Zoe considers for a moment before answering. "No. Uncle Alex is full of it. He used to try to pull quarters out of my ear and all that crap." She pushes the her plate of half-eaten pizza away. "I can't take any more of this. It tastes like burnt rubber." She stands and walks over to the garbage can and starts to scrape off her tray. "Can you believe my dad actually likes this stuff?" she asks over her shoulder.

"Maybe compared to the food in England it's really good," Roger suggests.

"Then I pity the British."

"I don't pity them a bit," Sarah says, as she rises to dispose of the remnants of her lunch. "Least not the women. They've got themselves a whole country full of men who talk like your dad." Her eyes grow misty.
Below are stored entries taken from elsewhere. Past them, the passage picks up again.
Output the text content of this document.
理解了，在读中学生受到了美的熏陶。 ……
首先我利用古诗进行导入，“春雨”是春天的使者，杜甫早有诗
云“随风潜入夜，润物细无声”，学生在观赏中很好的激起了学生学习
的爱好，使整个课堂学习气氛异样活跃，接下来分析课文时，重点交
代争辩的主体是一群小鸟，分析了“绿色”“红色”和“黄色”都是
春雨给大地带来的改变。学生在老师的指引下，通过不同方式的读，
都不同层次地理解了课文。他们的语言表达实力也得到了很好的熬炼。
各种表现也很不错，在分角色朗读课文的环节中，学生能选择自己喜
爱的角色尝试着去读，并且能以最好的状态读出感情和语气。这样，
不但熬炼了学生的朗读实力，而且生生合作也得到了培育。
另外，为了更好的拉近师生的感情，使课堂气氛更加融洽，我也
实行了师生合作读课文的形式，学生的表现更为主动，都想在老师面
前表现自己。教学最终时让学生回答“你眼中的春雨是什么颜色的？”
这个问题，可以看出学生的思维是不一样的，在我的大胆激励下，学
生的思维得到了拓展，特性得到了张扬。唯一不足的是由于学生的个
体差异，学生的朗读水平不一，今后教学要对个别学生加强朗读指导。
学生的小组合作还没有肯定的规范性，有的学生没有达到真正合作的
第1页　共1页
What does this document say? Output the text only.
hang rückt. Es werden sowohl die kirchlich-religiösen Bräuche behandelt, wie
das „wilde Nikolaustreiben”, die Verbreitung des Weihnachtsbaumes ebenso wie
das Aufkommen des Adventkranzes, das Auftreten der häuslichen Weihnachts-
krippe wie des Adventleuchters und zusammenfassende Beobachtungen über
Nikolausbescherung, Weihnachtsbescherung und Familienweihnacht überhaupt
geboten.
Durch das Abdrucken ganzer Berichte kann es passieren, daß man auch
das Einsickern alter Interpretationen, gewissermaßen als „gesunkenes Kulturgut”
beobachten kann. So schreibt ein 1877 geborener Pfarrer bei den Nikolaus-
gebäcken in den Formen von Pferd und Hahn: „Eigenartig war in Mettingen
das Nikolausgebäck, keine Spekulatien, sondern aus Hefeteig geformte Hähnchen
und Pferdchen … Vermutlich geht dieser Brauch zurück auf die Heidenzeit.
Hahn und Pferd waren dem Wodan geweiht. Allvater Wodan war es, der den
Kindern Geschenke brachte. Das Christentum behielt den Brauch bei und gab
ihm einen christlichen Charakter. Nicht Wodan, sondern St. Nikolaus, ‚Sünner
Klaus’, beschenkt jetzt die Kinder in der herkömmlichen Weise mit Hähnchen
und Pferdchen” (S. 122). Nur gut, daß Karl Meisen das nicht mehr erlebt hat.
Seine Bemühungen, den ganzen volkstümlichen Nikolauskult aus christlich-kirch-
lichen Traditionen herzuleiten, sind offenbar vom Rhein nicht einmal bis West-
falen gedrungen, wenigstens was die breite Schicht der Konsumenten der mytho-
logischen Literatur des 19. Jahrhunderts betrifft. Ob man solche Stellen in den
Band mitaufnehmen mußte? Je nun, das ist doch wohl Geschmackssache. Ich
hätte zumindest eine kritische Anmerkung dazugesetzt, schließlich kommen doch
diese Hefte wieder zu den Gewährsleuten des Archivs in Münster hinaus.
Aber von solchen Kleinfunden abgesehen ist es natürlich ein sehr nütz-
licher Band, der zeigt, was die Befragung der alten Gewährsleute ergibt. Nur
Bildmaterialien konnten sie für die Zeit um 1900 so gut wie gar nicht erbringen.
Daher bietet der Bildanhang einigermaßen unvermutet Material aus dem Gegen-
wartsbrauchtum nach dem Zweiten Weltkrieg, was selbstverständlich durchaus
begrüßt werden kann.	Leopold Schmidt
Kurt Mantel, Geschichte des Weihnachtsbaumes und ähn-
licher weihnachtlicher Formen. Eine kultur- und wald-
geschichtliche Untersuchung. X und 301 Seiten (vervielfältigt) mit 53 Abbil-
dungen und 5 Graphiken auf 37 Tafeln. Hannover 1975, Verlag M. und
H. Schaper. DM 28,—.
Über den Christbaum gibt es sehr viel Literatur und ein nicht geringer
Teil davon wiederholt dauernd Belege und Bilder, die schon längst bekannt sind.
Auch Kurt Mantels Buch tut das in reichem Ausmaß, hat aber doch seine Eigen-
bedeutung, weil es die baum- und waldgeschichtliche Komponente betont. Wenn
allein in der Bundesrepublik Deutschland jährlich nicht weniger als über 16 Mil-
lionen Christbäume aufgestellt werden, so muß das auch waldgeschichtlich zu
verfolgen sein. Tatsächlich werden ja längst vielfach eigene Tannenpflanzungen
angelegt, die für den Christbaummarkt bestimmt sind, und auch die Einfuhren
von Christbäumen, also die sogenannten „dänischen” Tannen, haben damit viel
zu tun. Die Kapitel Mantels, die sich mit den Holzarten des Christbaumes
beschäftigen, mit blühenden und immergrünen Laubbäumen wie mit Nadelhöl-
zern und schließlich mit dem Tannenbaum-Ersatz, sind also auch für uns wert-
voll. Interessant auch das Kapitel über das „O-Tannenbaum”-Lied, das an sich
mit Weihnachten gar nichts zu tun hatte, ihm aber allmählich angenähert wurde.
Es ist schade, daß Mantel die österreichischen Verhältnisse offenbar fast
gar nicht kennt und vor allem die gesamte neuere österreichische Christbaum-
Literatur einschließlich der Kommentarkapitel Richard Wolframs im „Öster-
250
"Sarah!" Zoe stares at her friend, aghast. "That's disgusting! Stop it!"

"I'm only kidding," Sarah says, recovering slightly. But her cheeks are still so red that she has to turn away.

Roger is watching them from the table, an expression of barely contained laughter smothering his face. Zoe sits back down across from him, her head in her hands.

"God. It's bad enough to have Kelly and Emily and their minions, all of whom otherwise hate me, trying to get placed in my group for projects just so that they can come over to my house and make up lame excuses to repeatedly go into his study. And then it's like," she pitches her voice higher to mimic the Kelly and Emily minions, "'Oh, hi, Mr. Barnet! I think I left a book in here, let me bend over in my skanky top right in front of you and pretend to look for it!'" She fixes Sarah with a steely gaze. "I really don't need that from you, too."

Sarah sits down next to her friend but still doesn't look at her. "Jeeze, sorry."

"Oh, come on, Zoe!" Roger surpresses his laughter long enough to say. "It's not as if your dad sees it as anything other than ridiculous. Besides, he's so into your mom it's scary." He leans in low over the table, grinning. "Remember that time on the camping trip when we caught them--"

Zoe slams her hands over her ears and starts humming, loudly. "I'm not listening to this!" she yells between bars of "I've Got a Lovely Bunch of Coconuts." "Must we bring up everything that makes me want to hurl?"

"Well, we could talk about the food again..." Sarah says.

"Arrgh! That's it! I'm going to class!" Zoe says and storms away.

Roger and Sarah look at each other for a moment before going after her. Roger reaches her first and taps her on the shoulder.

"Er," he says. "We all have class together. Remember? It's called AP English, your dad teaches it, Kelly and Emily sit up front and bat their eyelashes at him...sound familiar?"

Zoe freezes in her tracks, her shoulders tense. Then she spins around and kisses Roger hard on the lips.

"I hate you," she says as the kiss breaks. She turns on here heel and walks the rest of the way to class, smiling in spite of herself.

Sarah approaches Roger who is standing completely still, grinning like an idiot.

"You're grinning like an idiot," she tells him.

Roger just watches Zoe's retreating form, still smiling. "We should really fight more often."